La técnica detrás de la longevidad creativa 🎨
Eyton trabaja con óleo sobre lienzo, priorizando pinceladas sueltas y una paleta luminosa. Su proceso se basa en la observación directa del entorno, capturando luz y movimiento sin depender de referencias fotográficas. Aunque la edad reduce su movilidad, adapta su estudio con caballetes ajustables y ampliaciones digitales de bocetos. Esta metodología le permite mantener un ritmo constante, aunque reconoce que la entrega puntual sigue siendo un reto logístico.
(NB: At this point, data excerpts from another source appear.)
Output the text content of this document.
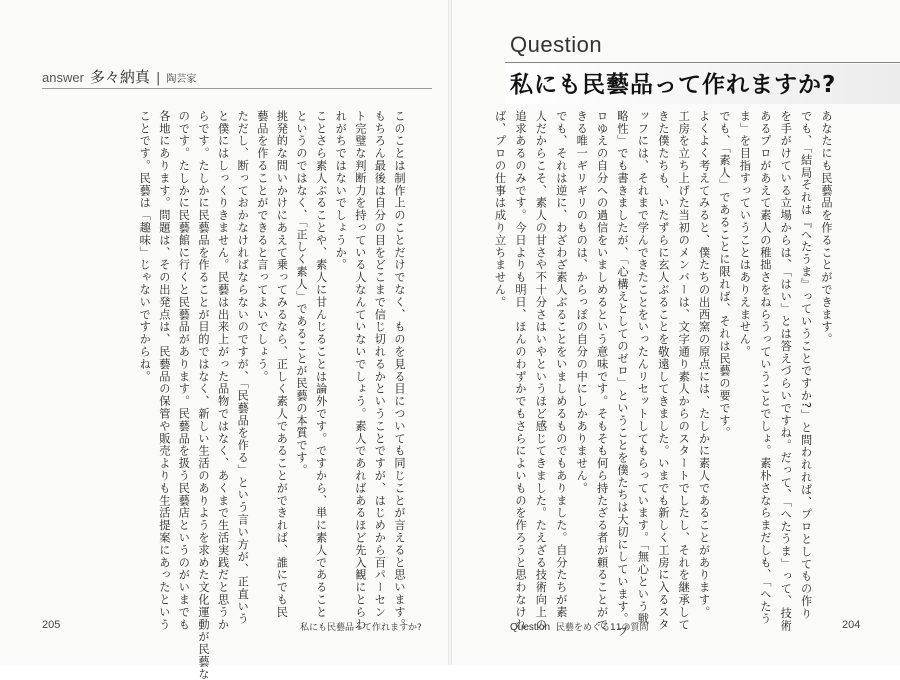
Question
私にも民藝品って作れますか?
answer 多々納真 | 陶芸家
あなたにも民藝品を作ることができます。
でも、「結局それは『へたうま』っていうことですか?」と問われれば、プロとしてもの作り
を手がけている立場からは、「はい」とは答えづらいですね。だって、「へたうま」って、技術
あるプロがあえて素人の稚拙さをねらうっていうことでしょ。素朴さならまだしも、「へたう
ま」を目指すっていうことはありえません。
でも、「素人」であることに限れば、それは民藝の要です。
よくよく考えてみると、僕たちの出西窯の原点には、たしかに素人であることがあります。
工房を立ち上げた当初のメンバーは、文字通り素人からのスタートでしたし、それを継承して
きた僕たちも、いたずらに玄人ぶることを敬遠してきました。いまでも新しく工房に入るスタ
ッフには、それまで学んできたことをいったんリセットしてもらっています。「無心という戦
略性」でも書きましたが、「心構えとしてのゼロ」ということを僕たちは大切にしています。プ
ロゆえの自分への過信をいましめるという意味です。そもそも何ら持たざる者が頼ることがで
きる唯一ギリギリのものは、からっぽの自分の中にしかありません。
でも、それは逆に、わざわざ素人ぶることをいましめるものでもありました。自分たちが素
人だからこそ、素人の甘さや不十分さはいやというほど感じてきました。たえざる技術向上の
追求あるのみです。今日よりも明日、ほんのわずかでもさらによいものを作ろうと思わなけれ
ば、プロの仕事は成り立ちません。
このことは制作上のことだけでなく、ものを見る目についても同じことが言えると思います。
もちろん最後は自分の目をどこまで信じ切れるかということですが、はじめから百パーセン
ト完璧な判断力を持っている人なんていないでしょう。素人であればあるほど先入観にとらわ
れがちではないでしょうか。
ことさら素人ぶることや、素人に甘んじることは論外です。ですから、単に素人であること
というのではなく、「正しく素人」であることが民藝の本質です。
挑発的な問いかけにあえて乗ってみるなら、正しく素人であることができれば、誰にでも民
藝品を作ることができると言ってよいでしょう。
ただし、断っておかなければならないのですが、「民藝品を作る」という言い方が、正直いう
と僕にはしっくりきません。民藝は出来上がった品物ではなく、あくまで生活実践だと思うか
らです。たしかに民藝品を作ることが目的ではなく、新しい生活のありようを求めた文化運動が民藝な
のです。たしかに民藝館に行くと民藝品があります。民藝品を扱う民藝店というのがいまでも
各地にあります。問題は、その出発点は、民藝品の保管や販売よりも生活提案にあったという
ことです。民藝は「趣味」じゃないですからね。
205	私にも民藝品って作れますか?	Question 民藝をめぐる11の質問	204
Plazos a los 103: el estrés no jubila ⏰
Eyton admite que, pese a su libertad creativa, las fechas de entrega le generan la misma ansiedad que a un becario. La diferencia es que él ya no tiene que pedir permiso para echarse una siesta entre capa y capa de pintura. Y si la obra no llega a tiempo, siempre puede culpar a la artritis, un recurso que ningún jefe de arte se atrevería a discutir.